Pensamientos y oraciones: ¿Suficientes?
Todo esto de los crímenes por armas de fuego, ya sean actos de un asesino aislado, como otro loco, terroristas armados todos hasta los dientes, tiroteos en lugares públicos, muertes injustas a terceros inocentes, etc. Nos recuerda la escuelita de Newtown, Connecticut, donde fueron asesinados 26 personas entre ellas 20 niñitos de preescolar. Armas de gran capacidad de tiros fueron usadas por una sola persona la cual dejó la última para darse un tiro.
Esta masacre conmocionó a toda la nación y al mundo. Todas las personas conmovidas y sobresaltadas por ese crimen, hablaban de “rezos, ruegos al Señor, actos en centros religiosos, por el alma de los fallecidos y los familiares, etc. Esto se convirtió en uno de los hechos más significativos en las estelas de la barbarie por el uso y abuso de armas de fuego. Pero no fue un caso aislado, no lo serán los demás que ocurrieron después, hasta el más reciente en Santa Bárbara, California.
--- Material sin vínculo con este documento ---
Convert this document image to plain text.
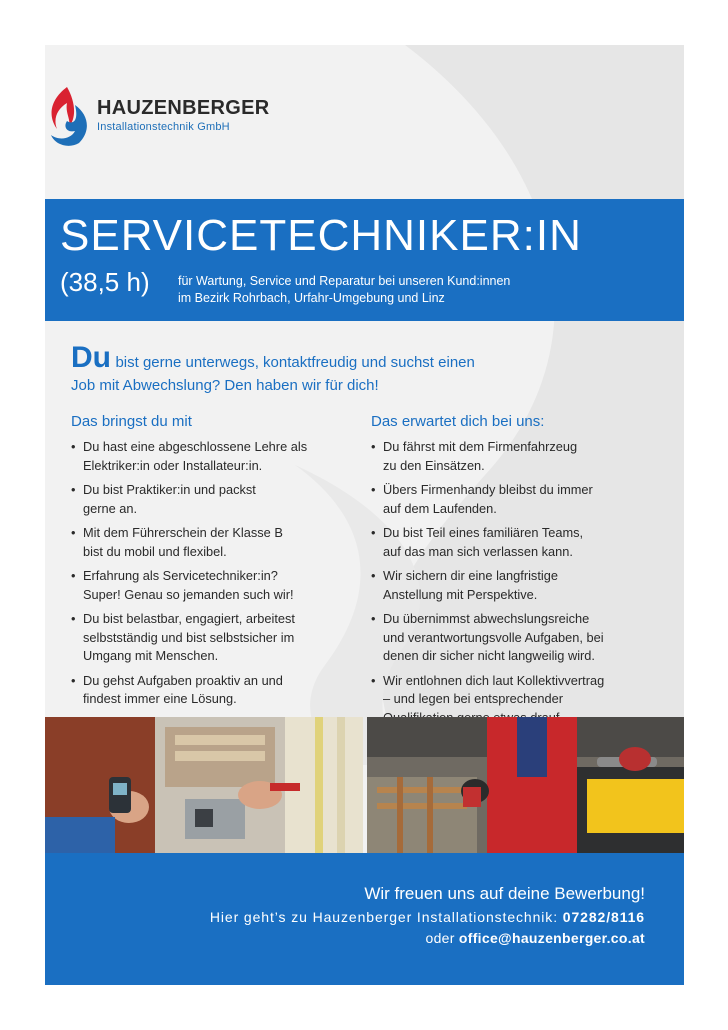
HAUZENBERGER
Installationstechnik GmbH
SERVICETECHNIKER:IN
(38,5 h) für Wartung, Service und Reparatur bei unseren Kund:innen
im Bezirk Rohrbach, Urfahr-Umgebung und Linz
Du bist gerne unterwegs, kontaktfreudig und suchst einen
Job mit Abwechslung? Den haben wir für dich!
Das bringst du mit
• Du hast eine abgeschlossene Lehre als
Elektriker:in oder Installateur:in.
• Du bist Praktiker:in und packst
gerne an.
• Mit dem Führerschein der Klasse B
bist du mobil und flexibel.
• Erfahrung als Servicetechniker:in?
Super! Genau so jemanden such wir!
• Du bist belastbar, engagiert, arbeitest
selbstständig und bist selbstsicher im
Umgang mit Menschen.
• Du gehst Aufgaben proaktiv an und
findest immer eine Lösung.
Das erwartet dich bei uns:
• Du fährst mit dem Firmenfahrzeug
zu den Einsätzen.
• Übers Firmenhandy bleibst du immer
auf dem Laufenden.
• Du bist Teil eines familiären Teams,
auf das man sich verlassen kann.
• Wir sichern dir eine langfristige
Anstellung mit Perspektive.
• Du übernimmst abwechslungsreiche
und verantwortungsvolle Aufgaben, bei
denen dir sicher nicht langweilig wird.
• Wir entlohnen dich laut Kollektivvertrag
– und legen bei entsprechender
Wir freuen uns auf deine Bewerbung!
Hier geht’s zu Hauzenberger Installationstechnik: 07282/8116
oder office@hauzenberger.co.at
Los ruegos y las quejas en las iglesias, nunca bastarán para ni siquiera mitigar un poco los sufrimientos de todo el país que llora y sangra a la vez por esas atrocidades, donde y cuando estas siguen sucediendo. La industria armamentista y los comerciantes de la muerte que importan estos artefactos desde otros países, nunca saciarán sus ansias de enriquecimiento a costa de estas muertes que enlutan a todos.
Pero ¡Oh, sorpresa!, el Congreso ha tomado medidas, en cuanto al control de las armas. Asómbrense: Se ganó la “lucha” por el límite de solo 10 (diez) balas por magazin (cargador) en las armas automáticas y semi, como para que los crímenes, sean más lentos, a la hora de disparar
No se puede olvidar que esta es la nación desarrollada que más armas tiene en las calles al alcance de todos, los buenos y los malos. Perdonenme pero no podemos seguir confiando, en que por obra divina serán menos los crimenes con armas de fuego. Ahí se las dejo amigos.
Les habló, “Desde Miami”, Roberto Solís.